COMMENT: Neither ferns or other non-intelligent organisms in nature "use" fractal geometry or mathematics generally simply because their structure, form, and related physical processes can be described mathematically. Mathematics is a tool for the physicist, but it is not a tool of nature itself. (At least it seems odd to think of it that way.) The relationship between mathematics proper (i.e. the platonic metaphysical essence of mathematics) and nature is unknown, other than the exquisite correlation of nature with mathematics.

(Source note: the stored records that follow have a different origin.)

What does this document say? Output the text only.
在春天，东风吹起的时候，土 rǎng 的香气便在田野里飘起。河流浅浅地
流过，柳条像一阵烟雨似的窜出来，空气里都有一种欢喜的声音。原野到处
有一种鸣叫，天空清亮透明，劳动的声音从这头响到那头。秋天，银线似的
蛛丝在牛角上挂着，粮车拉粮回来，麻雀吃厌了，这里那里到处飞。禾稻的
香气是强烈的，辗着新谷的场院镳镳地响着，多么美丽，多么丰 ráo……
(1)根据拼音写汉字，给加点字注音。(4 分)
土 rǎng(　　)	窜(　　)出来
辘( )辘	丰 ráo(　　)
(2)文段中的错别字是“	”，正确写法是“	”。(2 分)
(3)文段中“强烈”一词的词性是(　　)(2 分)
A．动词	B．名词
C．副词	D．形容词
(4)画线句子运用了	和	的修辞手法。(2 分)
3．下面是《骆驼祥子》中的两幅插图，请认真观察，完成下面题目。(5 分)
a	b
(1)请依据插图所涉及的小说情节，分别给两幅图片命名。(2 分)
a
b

In my view, the fact that mathematics is (arguably) a transcendent, metaphysical reality precludes understanding its connection with the physical world. This is reminiscent of questions as to the relationship of mind and brain. As long as mind (consciousness) remains a transcendent, metaphysical reality, the nature of its relation to the brain will be unknown. (I think Penrose would agree with this statement, but am not sure.)

If quantum mechanics is actually correct, would suggest discovered

Math, at least the knowledge of, is continually being developed - widened, which is similar to being Discovered and invented

( aren’t all inventions discoveries)?

Schroedie, Math is the Bandersnatch, with razor-sharp little teeth that grab and claws that catch . . . Or something like that.

Nobody invented nor discovered it. It belched up from some tar pit and came after us.

Which is why I don’t work on Wall Street.

Math, to some degree is an artificial construct; if humans didn’t recognize it, it wouldn’t be in our minds/ thoughts;

Therefore math is an artificial, contrived invention, it doesn’t exist in nature at least the way we view - understand it.